À l’étage, le public a pu observer le dessinateur belge Joe G. Pinelli, en pleine création. Sur un fond sonore choisi spécifiquement, qui renvoie à sa passion pour la musique, il a longuement crayonné avec ses bâtons à l’huile sur de grands formats de papier kraft. Ce fut l’occasion de percevoir toutes les particularités de son travail sur la transparence et de son jeu avec les couleurs qui peut rappeler certains peintres fauvistes. Pour compléter son œuvre, des citations d’auteurs minutieusement sélectionnés prolongeaient le message des œuvres peintes. Dans la salle adjacente autre auteur, autre genre, mais toujours une grande affluence : des planches d’héroic-fantasy du grand Dany (« Olivier Rameau », « Les Guerrières de Troy »…) côtoient certaines de ses planches coquines.

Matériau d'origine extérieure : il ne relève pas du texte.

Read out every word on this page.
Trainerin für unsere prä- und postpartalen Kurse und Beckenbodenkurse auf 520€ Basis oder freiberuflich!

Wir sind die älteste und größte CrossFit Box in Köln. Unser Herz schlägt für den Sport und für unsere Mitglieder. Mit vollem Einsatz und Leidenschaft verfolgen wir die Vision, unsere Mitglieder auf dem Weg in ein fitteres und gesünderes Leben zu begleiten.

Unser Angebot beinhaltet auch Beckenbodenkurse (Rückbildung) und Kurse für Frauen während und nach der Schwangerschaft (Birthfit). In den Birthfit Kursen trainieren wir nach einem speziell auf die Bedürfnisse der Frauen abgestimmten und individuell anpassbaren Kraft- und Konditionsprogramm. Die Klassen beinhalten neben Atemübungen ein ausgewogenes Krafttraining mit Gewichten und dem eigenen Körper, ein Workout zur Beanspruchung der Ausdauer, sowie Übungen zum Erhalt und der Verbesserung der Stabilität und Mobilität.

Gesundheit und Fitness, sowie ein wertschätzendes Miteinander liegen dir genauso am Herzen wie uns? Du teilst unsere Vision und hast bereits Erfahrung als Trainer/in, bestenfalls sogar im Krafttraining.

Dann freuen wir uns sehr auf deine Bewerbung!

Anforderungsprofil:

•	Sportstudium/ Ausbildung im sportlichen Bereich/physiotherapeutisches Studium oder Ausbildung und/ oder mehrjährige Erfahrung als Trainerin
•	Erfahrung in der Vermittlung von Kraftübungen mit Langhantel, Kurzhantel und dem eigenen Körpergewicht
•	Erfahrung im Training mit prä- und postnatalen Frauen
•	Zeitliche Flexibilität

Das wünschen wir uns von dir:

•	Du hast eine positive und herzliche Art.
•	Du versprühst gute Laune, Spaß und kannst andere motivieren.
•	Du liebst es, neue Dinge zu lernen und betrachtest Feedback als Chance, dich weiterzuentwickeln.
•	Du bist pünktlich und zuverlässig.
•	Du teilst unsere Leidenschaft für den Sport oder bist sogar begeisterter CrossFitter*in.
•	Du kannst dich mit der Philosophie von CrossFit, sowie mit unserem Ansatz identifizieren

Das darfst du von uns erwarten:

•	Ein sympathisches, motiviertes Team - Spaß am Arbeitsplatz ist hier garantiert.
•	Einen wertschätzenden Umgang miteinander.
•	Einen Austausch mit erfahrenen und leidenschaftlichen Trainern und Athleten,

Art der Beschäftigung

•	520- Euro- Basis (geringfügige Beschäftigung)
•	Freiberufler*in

En sortant de la Halle, le bus qui se trouve comme chaque année sur le parvis permet de découvrir une création ayant pour thématique les transports sentimentaux. Cette année « Ligne de vue » nous a présenté une jeune femme et son chien.Â
Un détour par la Fabrique donnait un aperçu de l’ampleur pédagogique de ce festival. On y a croisé beaucoup d’enfants et de jeunes autour des tables des divers ateliers : au carrefour des histoires, au monotype, au collage, au coloriage à la craie, au dessin, mais aussi aux travaux sur carton visant à aborder la profondeur de champ. La variété des ateliers créatifs proposés a suscité l’enthousiasme et l’application de tous.
Enfin, pour se faire plaisir ou retrouver d’anciens souvenirs, il fallait absolument se rendre à la Bibliothèque de l’Abbé Grégoire, et déambuler dans l’exposition « 30 ans d’Histoire(s) ». On y découvrait de nombreuses photos, dessins et affiches retraçant l’histoire de l’association et du festival bd BOUM. À côté, l’exposition « Clara » draine un public enfantin sur un sujet pourtant délicat à aborder à cet âge : l’album de Christophe Lemoine et Cécile évoque avec délicatesse le décès de la maman d’une petite fille. La mise en scène de l’exposition, en juxtaposant nounours et dessins aux couleurs pastels, a su conjuguer poésie et émotion. Enfin, à l’étage, Denis Bajram (« Universal War ») a animé un atelier très couru destiné à de jeunes auteurs, avant de dédicacer ses albums dans le hall de son hôtel dans une ambiance très conviviale.
Une fois encore, le succès et la qualité furent au rendez-vous. Le public, qui a afflué en masse, ne s’y est pas trompé, rendant ainsi hommage à trente ans d’action mise au service de la BD dans un esprit citoyen.